To add to this mess, some arrows cross research areas. These are shown as curved arrows, rather than straight arrows. For these curved arrows, the "slope" of the arrow no longer holds any meaning.

The set of gray arrows are trying too hard. They are overstuffed with purposes. On the one hand, the web of arrows - and I'm referring to those between research areas - portray the synergies between different research areas. On the other hand, the arrows within each research area show the development trajectories of anonymized subjects. The arrows going back and forth between the orange and blue bars show the interplay between universities and industry research groups.

***

Lastly, we look at those gray text labels at the very top of the page. That's a grab-bag of corporate names (Motorola, Intel, ...) and product names (iPhone, iRobot, ...). Some companies span several research areas. I'm amused and impressed that apparently a linear sequence can be found for the eight research areas such that every single company has investments in only contiguous areas, precluding the need to "leapfrog" certain research areas!

Actually, no, that's wrong. I do notice Nvidia and HP appearing twice. But why is Google not part of digital communications next to iPhone?

Given that no universities are listed, the company and product labels are related to only the blue, black or green lines below. It might be only related to black and/or green. I'm not sure.

***

So far, I've expended energy only to tease out the structure of the underlying dataset. I haven't actually learned anything about the data!

***

The designer has to make some decisions because the different potential questions that the dataset can address impose conflicting graphical requirements.

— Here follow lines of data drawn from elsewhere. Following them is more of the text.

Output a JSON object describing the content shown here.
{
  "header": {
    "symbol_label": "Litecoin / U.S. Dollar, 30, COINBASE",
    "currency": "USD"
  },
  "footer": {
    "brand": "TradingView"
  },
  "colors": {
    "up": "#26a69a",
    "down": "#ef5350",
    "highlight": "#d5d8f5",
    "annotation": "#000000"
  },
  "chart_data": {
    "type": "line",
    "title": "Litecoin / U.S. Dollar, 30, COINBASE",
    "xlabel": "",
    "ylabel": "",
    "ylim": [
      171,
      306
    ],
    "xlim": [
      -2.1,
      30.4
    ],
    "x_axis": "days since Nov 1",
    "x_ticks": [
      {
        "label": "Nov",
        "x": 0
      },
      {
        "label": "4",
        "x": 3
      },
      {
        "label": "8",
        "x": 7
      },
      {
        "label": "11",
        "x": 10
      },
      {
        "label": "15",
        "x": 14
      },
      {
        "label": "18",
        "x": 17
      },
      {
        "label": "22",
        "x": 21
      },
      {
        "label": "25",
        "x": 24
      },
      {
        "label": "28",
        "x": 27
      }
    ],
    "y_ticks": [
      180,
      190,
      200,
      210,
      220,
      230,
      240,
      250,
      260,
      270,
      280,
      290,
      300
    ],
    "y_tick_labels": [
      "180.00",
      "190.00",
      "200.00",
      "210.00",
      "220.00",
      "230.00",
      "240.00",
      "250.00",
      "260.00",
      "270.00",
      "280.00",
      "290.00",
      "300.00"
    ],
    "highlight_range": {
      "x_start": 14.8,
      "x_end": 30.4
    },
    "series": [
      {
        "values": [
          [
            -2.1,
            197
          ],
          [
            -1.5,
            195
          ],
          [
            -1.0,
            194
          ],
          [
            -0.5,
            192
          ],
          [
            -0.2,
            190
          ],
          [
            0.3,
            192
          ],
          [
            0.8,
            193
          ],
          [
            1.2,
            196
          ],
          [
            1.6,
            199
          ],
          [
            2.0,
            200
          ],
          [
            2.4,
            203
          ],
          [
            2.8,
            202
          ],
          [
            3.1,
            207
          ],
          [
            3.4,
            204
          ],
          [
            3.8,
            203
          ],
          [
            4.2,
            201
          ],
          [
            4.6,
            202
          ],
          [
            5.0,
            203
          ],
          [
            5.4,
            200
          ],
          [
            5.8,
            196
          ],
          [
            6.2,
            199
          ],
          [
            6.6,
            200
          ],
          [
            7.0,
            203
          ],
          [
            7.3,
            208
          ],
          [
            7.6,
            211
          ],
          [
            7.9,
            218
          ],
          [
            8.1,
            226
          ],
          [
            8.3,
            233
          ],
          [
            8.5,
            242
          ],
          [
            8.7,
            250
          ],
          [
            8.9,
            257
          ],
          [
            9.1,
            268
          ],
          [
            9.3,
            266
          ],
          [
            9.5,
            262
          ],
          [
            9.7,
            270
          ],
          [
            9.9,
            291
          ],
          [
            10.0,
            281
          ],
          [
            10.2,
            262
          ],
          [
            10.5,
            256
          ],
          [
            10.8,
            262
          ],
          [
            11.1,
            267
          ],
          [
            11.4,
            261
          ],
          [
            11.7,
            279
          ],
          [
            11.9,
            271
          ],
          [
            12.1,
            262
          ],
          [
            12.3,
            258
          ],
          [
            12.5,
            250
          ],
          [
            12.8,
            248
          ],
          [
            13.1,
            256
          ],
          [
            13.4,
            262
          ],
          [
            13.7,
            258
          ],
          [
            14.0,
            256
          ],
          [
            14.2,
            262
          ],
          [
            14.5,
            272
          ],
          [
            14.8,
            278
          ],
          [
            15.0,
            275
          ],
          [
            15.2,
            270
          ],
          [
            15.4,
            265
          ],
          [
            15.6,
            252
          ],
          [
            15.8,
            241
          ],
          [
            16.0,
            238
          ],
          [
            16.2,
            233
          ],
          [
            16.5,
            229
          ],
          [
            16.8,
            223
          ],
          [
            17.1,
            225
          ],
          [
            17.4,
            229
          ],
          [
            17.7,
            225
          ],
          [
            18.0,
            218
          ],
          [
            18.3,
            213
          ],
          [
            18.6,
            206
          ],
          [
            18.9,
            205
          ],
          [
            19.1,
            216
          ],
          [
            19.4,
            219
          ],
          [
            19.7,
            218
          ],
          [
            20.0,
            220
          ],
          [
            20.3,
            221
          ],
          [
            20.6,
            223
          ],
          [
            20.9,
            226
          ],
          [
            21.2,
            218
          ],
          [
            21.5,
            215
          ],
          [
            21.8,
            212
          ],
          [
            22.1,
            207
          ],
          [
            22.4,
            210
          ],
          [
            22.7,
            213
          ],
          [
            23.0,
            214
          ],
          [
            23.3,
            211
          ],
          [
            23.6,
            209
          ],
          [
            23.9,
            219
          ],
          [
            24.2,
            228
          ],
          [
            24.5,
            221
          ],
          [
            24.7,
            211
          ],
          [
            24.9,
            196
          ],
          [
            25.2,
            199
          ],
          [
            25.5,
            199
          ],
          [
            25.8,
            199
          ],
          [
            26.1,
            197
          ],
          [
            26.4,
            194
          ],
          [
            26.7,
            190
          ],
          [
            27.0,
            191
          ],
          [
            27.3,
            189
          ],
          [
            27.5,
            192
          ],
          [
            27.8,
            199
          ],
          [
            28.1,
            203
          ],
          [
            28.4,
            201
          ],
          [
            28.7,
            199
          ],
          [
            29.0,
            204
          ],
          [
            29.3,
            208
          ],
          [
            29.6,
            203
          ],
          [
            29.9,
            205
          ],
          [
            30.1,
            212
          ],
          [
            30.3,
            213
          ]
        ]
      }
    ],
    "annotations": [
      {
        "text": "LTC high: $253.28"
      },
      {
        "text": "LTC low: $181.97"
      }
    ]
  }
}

If the goal is to surface a general development process that repeats for every research area, then the chart should highlight commonality, rather than difference. By contrast, if one's objective is to illustrate how certain research areas have experiences unique to themselves, one should choose a graphical form that brings out the differences.

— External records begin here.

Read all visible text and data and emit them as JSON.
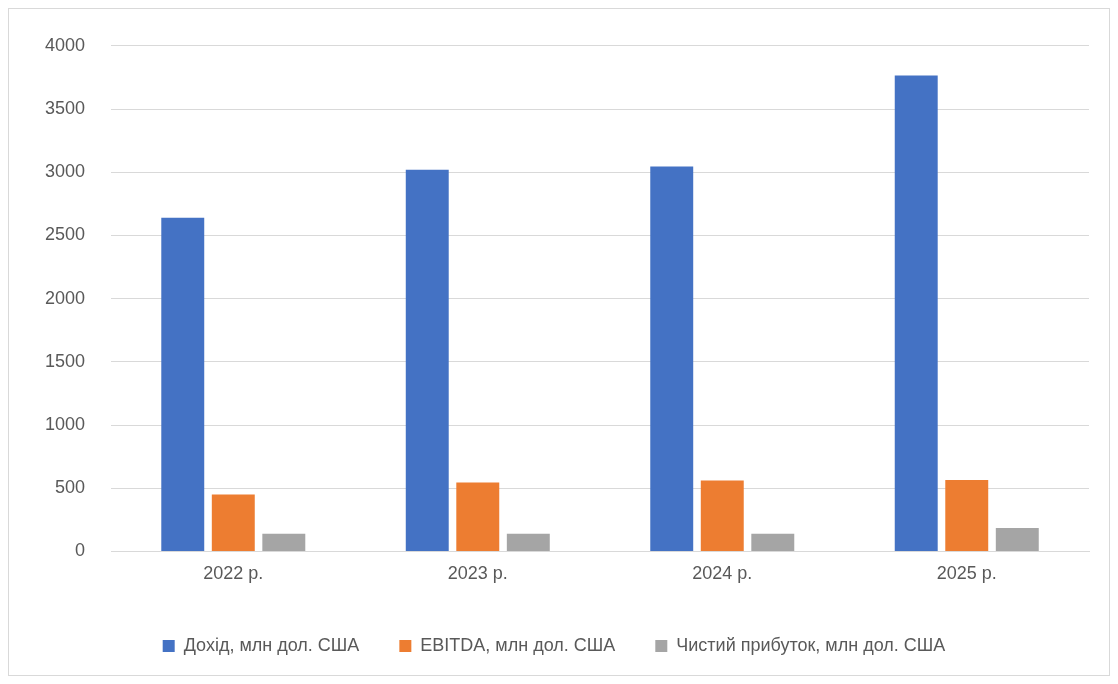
{
  "chart_data": {
    "type": "bar",
    "categories": [
      "2022 р.",
      "2023 р.",
      "2024 р.",
      "2025 р."
    ],
    "series": [
      {
        "name": "Дохід, млн дол. США",
        "color": "#4472c4",
        "values": [
          2640,
          3020,
          3045,
          3765
        ]
      },
      {
        "name": "EBITDA, млн дол. США",
        "color": "#ed7d31",
        "values": [
          450,
          545,
          560,
          565
        ]
      },
      {
        "name": "Чистий прибуток, млн дол. США",
        "color": "#a5a5a5",
        "values": [
          140,
          140,
          140,
          185
        ]
      }
    ],
    "ylim": [
      0,
      4000
    ],
    "yticks": [
      0,
      500,
      1000,
      1500,
      2000,
      2500,
      3000,
      3500,
      4000
    ],
    "grid": "y",
    "legend": "bottom"
  }
}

If the focus is on larger research areas, then the relevant key dates are really the front ends of each vertical line; nothing else matters. By contrast, if one wants to show individual research items, then many more dates become pertinent.

A linear arrangement of the research areas will not perform if one's goal is to uncover connections between research areas. By contrast, if one attempts to minimize crossovers in a network design, it would be impossible to keep all elements belonging to each research area in close proximity.

A layering approach that involves multiple charts to tell the whole story may be the solution. See for example Gelman's post on ladder of abstraction.